Jeanne and I agreed to meet for lunch to discuss training for the Marine Corps Marathon. It was to be her first marathon in 14 years and she hadn't trained consistently at all during the intervening years. She was (and still is) busy raising children but became motivated after hearing about a friend who'd run well in a recent marathon. Naturally competitive, she just HAD to see how she would stack up.
A few minutes into the lunch she revealed her real goal: qualifying for the Boston Marathon. And she didn't mean eventually. She wanted to qualify AT Marine Corps. This after telling me she'd just run Broad Street in 1:26, or close to the same pace she'd have to maintain for 26.2 miles.
Hmm, ok. Well, I like to be optimistic and positive so I said I'd cheer her on, but that it would require a lot of hard work. And there are no guarantees when it comes to the marathon! I told her, “hey, all we can do is train as intelligently as possible. Control what we can control. Do the little things outside of running...”
When I meet someone who is new to focused training I get excited. The athlete in front of me is full of potential and has no idea how much they can improve. In fact, I have no idea how much they'll improve.
Science tells us that people respond to training in wildly differing amounts. Give two people the same workout routine for 3 months and some will improve their aerobic capacity 4% and some will improve 40%. Thats a 10-fold difference! So it's just impossible for me to tell someone how much they'll improve if they've never trained (properly) before.

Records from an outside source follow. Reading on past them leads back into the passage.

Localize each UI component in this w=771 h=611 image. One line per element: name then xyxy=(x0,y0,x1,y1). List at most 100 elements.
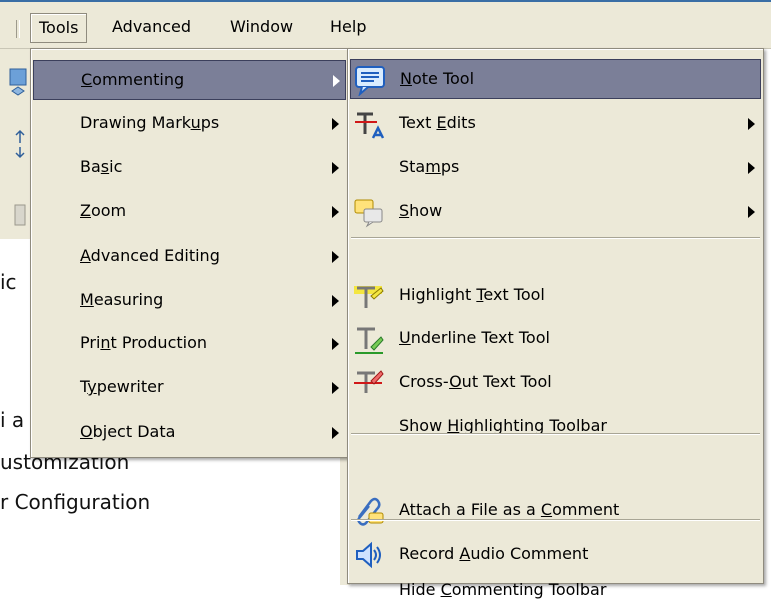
label-text: nderline Text Tool xyxy=(410,328,550,347)
menu-item-label: Text Edits xyxy=(399,113,476,132)
menu-item-label: Underline Text Tool xyxy=(399,328,550,347)
submenu-arrow-icon xyxy=(332,427,339,439)
label-text: dvanced Editing xyxy=(90,246,220,265)
menu-item-label: Attach a File as a Comment xyxy=(399,500,619,519)
commenting-item-show-highlighting-toolbar[interactable]: Show Highlighting Toolbar xyxy=(350,407,761,447)
label-text: pewriter xyxy=(96,377,164,396)
label-text: udio Comment xyxy=(470,544,589,563)
commenting-item-cross-out-text-tool[interactable]: Cross-Out Text Tool xyxy=(350,363,761,403)
mnemonic-letter: N xyxy=(400,69,412,88)
commenting-item-underline-text-tool[interactable]: Underline Text Tool xyxy=(350,319,761,359)
menu-item-label: Zoom xyxy=(80,201,126,220)
background-text-1: ic xyxy=(0,270,17,294)
mnemonic-letter: O xyxy=(449,372,462,391)
label-text: ut Text Tool xyxy=(461,372,552,391)
submenu-arrow-icon xyxy=(332,206,339,218)
mnemonic-letter: M xyxy=(80,290,94,309)
label-text: ps xyxy=(200,113,220,132)
tools-item-basic[interactable]: Basic xyxy=(33,148,346,188)
label-text: bject Data xyxy=(92,422,176,441)
label-text: omment xyxy=(552,500,620,519)
menu-item-label: Drawing Markups xyxy=(80,113,219,132)
menu-item-label: Stamps xyxy=(399,157,459,176)
background-text-2: i a xyxy=(0,408,25,432)
commenting-item-highlight-text-tool[interactable]: Highlight Text Tool xyxy=(350,276,761,316)
mnemonic-letter: A xyxy=(459,544,471,563)
commenting-item-show[interactable]: Show xyxy=(350,192,761,232)
mnemonic-letter: s xyxy=(100,157,110,176)
tools-item-commenting[interactable]: Commenting xyxy=(33,60,346,100)
tools-item-measuring[interactable]: Measuring xyxy=(33,281,346,321)
background-toolbar xyxy=(0,49,34,239)
tools-item-advanced-editing[interactable]: Advanced Editing xyxy=(33,237,346,277)
mnemonic-letter: C xyxy=(540,500,553,519)
menu-separator xyxy=(351,519,760,521)
label-text: Highlight xyxy=(399,285,477,304)
commenting-item-note-tool[interactable]: Note Tool xyxy=(350,59,761,99)
submenu-arrow-icon xyxy=(332,382,339,394)
menu-tools[interactable]: Tools xyxy=(30,13,88,43)
menu-help-label: Help xyxy=(330,17,367,36)
label-text: ommenting xyxy=(92,70,185,89)
mnemonic-letter: E xyxy=(436,113,447,132)
mnemonic-letter: y xyxy=(87,377,97,396)
label-text: Drawing Mark xyxy=(80,113,191,132)
menu-item-label: Object Data xyxy=(80,422,175,441)
menu-item-label: Record Audio Comment xyxy=(399,544,588,563)
menu-advanced-label: Advanced xyxy=(112,17,192,36)
commenting-item-text-edits[interactable]: Text Edits xyxy=(350,104,761,144)
tools-item-typewriter[interactable]: Typewriter xyxy=(33,368,346,408)
mnemonic-letter: m xyxy=(425,157,441,176)
mnemonic-letter: S xyxy=(399,201,410,220)
label-text: Sta xyxy=(399,157,426,176)
label-text: Record xyxy=(399,544,460,563)
menu-item-label: Measuring xyxy=(80,290,163,309)
submenu-arrow-icon xyxy=(332,295,339,307)
commenting-item-hide-commenting-toolbar[interactable]: Hide Commenting Toolbar xyxy=(350,571,761,611)
mnemonic-letter: Z xyxy=(80,201,91,220)
menu-help[interactable]: Help xyxy=(322,13,374,41)
mnemonic-letter: U xyxy=(399,328,411,347)
menu-item-label: Typewriter xyxy=(80,377,164,396)
menu-item-label: Advanced Editing xyxy=(80,246,220,265)
label-text: Attach a File as a xyxy=(399,500,541,519)
menu-advanced[interactable]: Advanced xyxy=(104,13,199,41)
label-text: ote Tool xyxy=(411,69,475,88)
toolbar-sort-icon xyxy=(15,129,25,159)
menu-tools-label: Tools xyxy=(39,18,79,37)
tools-item-object-data[interactable]: Object Data xyxy=(33,413,346,453)
label-text: t Production xyxy=(110,333,208,352)
mnemonic-letter: O xyxy=(80,422,93,441)
background-text-4: r Configuration xyxy=(0,490,151,514)
cross-out-text-icon xyxy=(354,370,384,393)
commenting-item-record-audio-comment[interactable]: Record Audio Comment xyxy=(350,535,761,575)
submenu-arrow-icon xyxy=(748,118,755,130)
commenting-item-attach-a-file-as-a-comment[interactable]: Attach a File as a Comment xyxy=(350,491,761,531)
menu-item-label: Basic xyxy=(80,157,122,176)
highlight-text-icon xyxy=(354,286,384,308)
label-text: easuring xyxy=(93,290,164,309)
menu-item-label: Commenting xyxy=(81,70,184,89)
menu-window-label: Window xyxy=(230,17,294,36)
label-text: ic xyxy=(109,157,123,176)
toolbar-page-icon xyxy=(9,68,27,96)
label-text: ommenting Toolbar xyxy=(451,580,607,599)
speaker-icon xyxy=(356,541,381,569)
menu-separator xyxy=(351,433,760,435)
menu-bar: Tools Advanced Window Help xyxy=(0,0,771,49)
menu-item-label: Hide Commenting Toolbar xyxy=(399,580,606,599)
submenu-arrow-icon xyxy=(332,338,339,350)
menu-item-label: Highlight Text Tool xyxy=(399,285,545,304)
tools-item-print-production[interactable]: Print Production xyxy=(33,324,346,364)
note-icon xyxy=(355,66,385,96)
label-text: oom xyxy=(90,201,127,220)
submenu-arrow-icon xyxy=(748,206,755,218)
label-text: Text xyxy=(399,113,437,132)
tools-item-drawing-markups[interactable]: Drawing Markups xyxy=(33,104,346,144)
commenting-item-stamps[interactable]: Stamps xyxy=(350,148,761,188)
toolbar-trash-icon xyxy=(14,204,26,226)
label-text: Pri xyxy=(80,333,101,352)
menu-window[interactable]: Window xyxy=(222,13,301,41)
mnemonic-letter: A xyxy=(80,246,91,265)
tools-item-zoom[interactable]: Zoom xyxy=(33,192,346,232)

I could hunt for clues by assessing certain natural abilities: vertical leap, 50 yard dash, 1.5 mile run, etc. But that still wouldn't tell me how well someone will respond to training. You just have to train and see for yourself.
One of the reason elite athletes are elite is that they respond exceptionally well to training. It's easy to see that if someone was busting their ass and only responded 4%, they probably wouldn't be as motivated to continue training so hard.

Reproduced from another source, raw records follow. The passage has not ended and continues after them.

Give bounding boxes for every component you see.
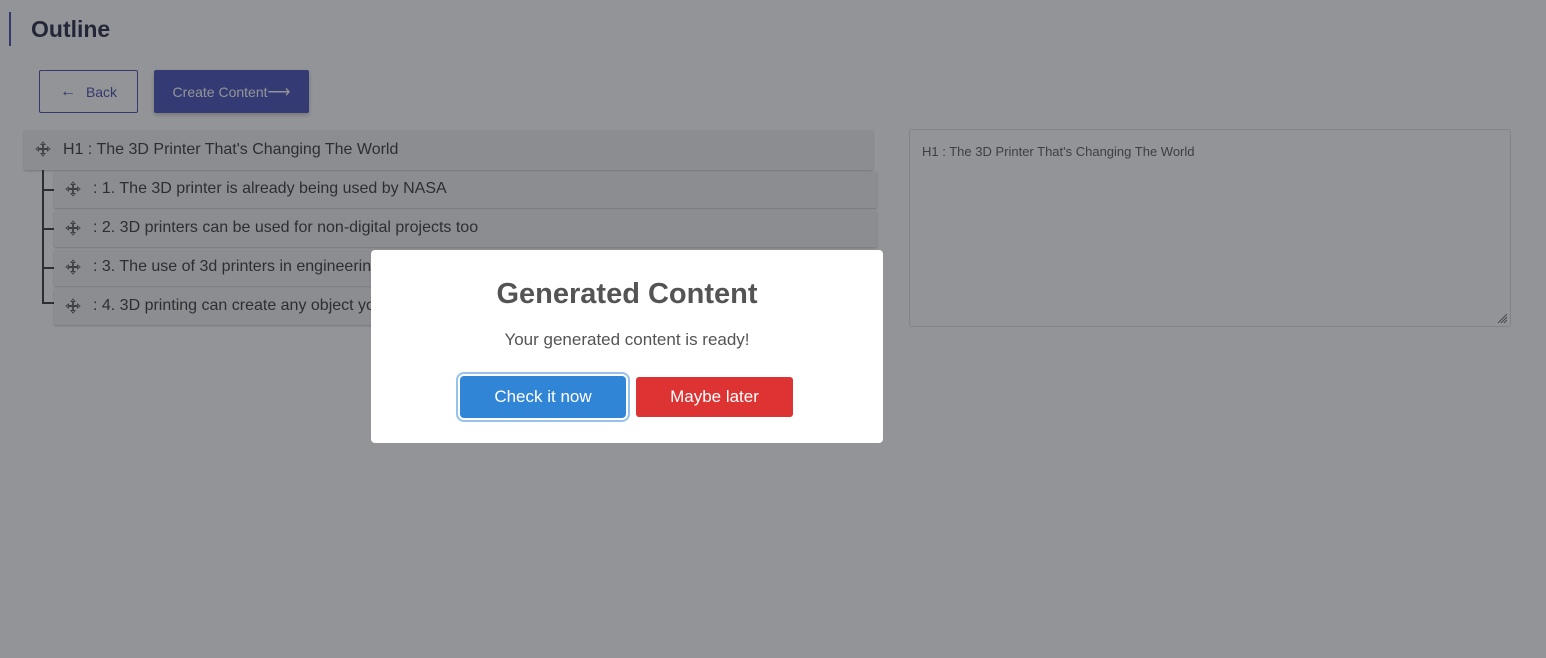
generated-content-dialog: Generated Content Your generated content… [371, 250, 883, 443]
check-it-now-button[interactable]: Check it now [460, 376, 626, 418]
dialog-title: Generated Content [496, 278, 758, 310]
maybe-later-button[interactable]: Maybe later [636, 377, 793, 417]
dialog-message: Your generated content is ready! [504, 330, 750, 349]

So back to Jeanne. She woke up EARLY and got her midweek training in before preparing the kids for school. She drank her recovery smoothies immediately after hard sessions. She listened to her body and cross-trained when necessary.

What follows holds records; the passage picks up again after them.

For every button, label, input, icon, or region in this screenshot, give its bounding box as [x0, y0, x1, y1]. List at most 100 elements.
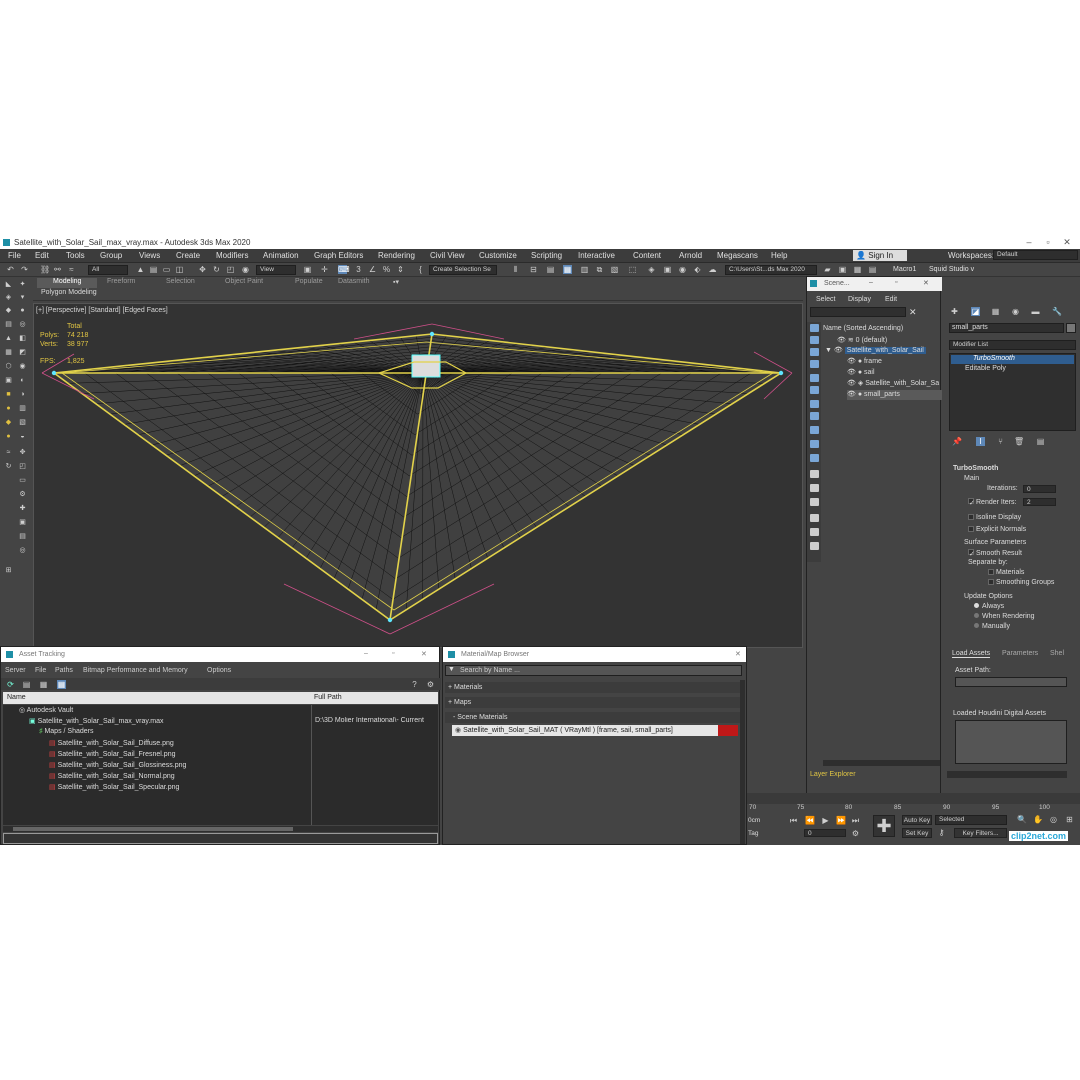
- visibility-eye-icon[interactable]: 👁: [837, 337, 846, 344]
- redo-icon[interactable]: ↷: [20, 265, 29, 274]
- always-row[interactable]: Always: [974, 603, 1004, 610]
- configure-modifier-sets-icon[interactable]: ▤: [1036, 437, 1045, 446]
- previous-frame-icon[interactable]: ⏪: [805, 816, 815, 825]
- tab-parameters[interactable]: Parameters: [1002, 650, 1038, 657]
- materials-group[interactable]: + Materials: [445, 682, 742, 693]
- select-manipulate-icon[interactable]: ✛: [320, 265, 329, 274]
- scene-item-frame[interactable]: 👁 ● frame: [847, 357, 882, 367]
- render-iters-row[interactable]: ✓Render Iters:: [968, 498, 1016, 507]
- render-iters-spinner[interactable]: 2: [1023, 498, 1056, 506]
- materials-checkbox[interactable]: [988, 569, 994, 575]
- menu-content[interactable]: Content: [633, 251, 661, 260]
- tool-icon-28[interactable]: ⚙: [18, 491, 27, 499]
- open-file-icon[interactable]: ▣: [838, 265, 847, 274]
- menu-animation[interactable]: Animation: [263, 251, 299, 260]
- tool-icon-19[interactable]: ◆: [4, 419, 13, 427]
- angle-snap-icon[interactable]: ∠: [368, 265, 377, 274]
- menu-scripting[interactable]: Scripting: [531, 251, 562, 260]
- scene-minimize-icon[interactable]: –: [869, 279, 873, 286]
- make-unique-icon[interactable]: ⑂: [996, 437, 1005, 446]
- reference-coordinate-dropdown[interactable]: View: [256, 265, 296, 275]
- toggle-scene-explorer-icon[interactable]: ▤: [546, 265, 555, 274]
- filter-funnel-2-icon[interactable]: [810, 528, 819, 536]
- toggle-layer-explorer-icon[interactable]: ▦: [563, 265, 572, 274]
- menu-create[interactable]: Create: [176, 251, 200, 260]
- modifier-list-dropdown[interactable]: Modifier List: [949, 340, 1076, 350]
- tab-object-paint[interactable]: Object Paint: [225, 278, 263, 288]
- material-scrollbar[interactable]: [740, 680, 745, 844]
- material-editor-icon[interactable]: ⬚: [628, 265, 637, 274]
- smooth-result-checkbox[interactable]: ✓: [968, 549, 975, 558]
- filter-bones-icon[interactable]: [810, 426, 819, 434]
- filter-invert-icon[interactable]: [810, 498, 819, 506]
- remove-modifier-icon[interactable]: 🗑: [1014, 437, 1024, 446]
- list-view-icon[interactable]: ▤: [22, 680, 31, 689]
- scene-clear-icon[interactable]: ✕: [909, 307, 917, 318]
- menu-arnold[interactable]: Arnold: [679, 251, 702, 260]
- tool-icon-20[interactable]: ▧: [18, 419, 27, 427]
- filter-funnel-icon[interactable]: [810, 514, 819, 522]
- visibility-eye-icon[interactable]: 👁: [847, 391, 856, 398]
- tab-shelf[interactable]: Shel: [1050, 650, 1064, 657]
- mirror-icon[interactable]: ⫴: [511, 265, 520, 274]
- scene-column-header[interactable]: Name (Sorted Ascending): [823, 325, 903, 335]
- tool-icon-29[interactable]: ✚: [18, 505, 27, 513]
- window-crossing-icon[interactable]: ◫: [175, 265, 184, 274]
- reference-icon[interactable]: ▤: [868, 265, 877, 274]
- tool-icon-17[interactable]: ●: [4, 405, 13, 413]
- table-row[interactable]: ▣ Satellite_with_Solar_Sail_max_vray.max: [29, 717, 164, 727]
- filter-containers-icon[interactable]: [810, 440, 819, 448]
- stack-item-turbosmooth[interactable]: TurboSmooth: [951, 355, 1074, 364]
- menu-interactive[interactable]: Interactive: [578, 251, 615, 260]
- workspace-dropdown[interactable]: Default: [993, 250, 1078, 260]
- scene-item-satellite[interactable]: ▼ 👁 Satellite_with_Solar_Sail: [825, 346, 940, 356]
- smoothing-groups-checkbox[interactable]: [988, 579, 994, 585]
- select-by-name-icon[interactable]: ▤: [149, 265, 158, 274]
- asset-menu-server[interactable]: Server: [5, 667, 26, 674]
- modify-panel-icon[interactable]: ◪: [971, 307, 980, 316]
- orbit-icon[interactable]: ◎: [1049, 815, 1058, 824]
- filter-cameras-icon[interactable]: [810, 360, 819, 368]
- table-row[interactable]: ▤ Satellite_with_Solar_Sail_Diffuse.png: [49, 739, 174, 749]
- tool-icon-5[interactable]: ▤: [4, 321, 13, 329]
- tool-icon-22[interactable]: ◒: [18, 433, 27, 441]
- maps-group[interactable]: + Maps: [445, 697, 742, 708]
- table-row[interactable]: ▤ Satellite_with_Solar_Sail_Fresnel.png: [49, 750, 175, 760]
- table-row[interactable]: ◎ Autodesk Vault: [19, 706, 73, 716]
- time-ruler[interactable]: [747, 793, 1080, 804]
- scene-close-icon[interactable]: ✕: [923, 279, 929, 287]
- filter-geometry-icon[interactable]: [810, 324, 819, 332]
- filter-all-icon[interactable]: [810, 470, 819, 478]
- refresh-icon[interactable]: ⟳: [6, 680, 15, 689]
- tool-icon-13[interactable]: ▣: [4, 377, 13, 385]
- stack-item-editable-poly[interactable]: Editable Poly: [955, 365, 1075, 374]
- filter-frozen-icon[interactable]: [810, 454, 819, 462]
- when-rendering-row[interactable]: When Rendering: [974, 613, 1035, 620]
- render-in-cloud-icon[interactable]: ☁: [708, 265, 717, 274]
- asset-horizontal-scrollbar[interactable]: [3, 826, 438, 832]
- set-key-button[interactable]: Set Key: [902, 828, 932, 838]
- scene-menu-display[interactable]: Display: [848, 296, 871, 303]
- hierarchy-panel-icon[interactable]: ▦: [991, 307, 1000, 316]
- scene-material-item[interactable]: ◉ Satellite_with_Solar_Sail_MAT ( VRayMt…: [452, 725, 738, 736]
- filter-shapes-icon[interactable]: [810, 336, 819, 344]
- placement-icon[interactable]: ◉: [241, 265, 250, 274]
- percent-snap-icon[interactable]: %: [382, 265, 391, 274]
- tool-icon-16[interactable]: ◑: [18, 391, 27, 399]
- rendered-frame-window-icon[interactable]: ▣: [663, 265, 672, 274]
- menu-tools[interactable]: Tools: [66, 251, 85, 260]
- visibility-eye-icon[interactable]: 👁: [847, 369, 856, 376]
- bind-space-warp-icon[interactable]: ≈: [67, 265, 76, 274]
- tool-icon-8[interactable]: ◧: [18, 335, 27, 343]
- tag-label[interactable]: Tag: [748, 830, 758, 837]
- object-color-swatch[interactable]: [1066, 323, 1076, 333]
- create-icon[interactable]: ◣: [4, 281, 13, 289]
- scene-item-satellite-sub[interactable]: 👁 ◈ Satellite_with_Solar_Sa: [847, 379, 942, 389]
- menu-edit[interactable]: Edit: [35, 251, 49, 260]
- go-to-start-icon[interactable]: ⏮: [789, 816, 798, 825]
- modifier-stack[interactable]: TurboSmooth Editable Poly: [949, 353, 1076, 431]
- unlink-icon[interactable]: ⚯: [53, 265, 62, 274]
- render-iters-checkbox[interactable]: ✓: [968, 498, 975, 507]
- tool-icon-14[interactable]: ◐: [18, 377, 27, 385]
- set-key-big-icon[interactable]: ✚: [873, 815, 895, 837]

If you have never given formal training a try, I understand. Perhaps your goals aren't so competitive. But it's amazing to see the change in self-image after such a dramatic fitness transformation. It's like a confident new identity emerges. One that is truly able to see what is possible.
PS: Just as a personal example, in 2003 I ran my first marathon in Chicago (totally flat) in 3:55 and hurt BIG TIME during the last 6 miles. Lots of walking!! I knew I could do better and decided afterwards to train seriously for about a year. Next marathon: Philly in 3:01, a 54 minute improvement! You just never know how you'll respond to consistent training until you try!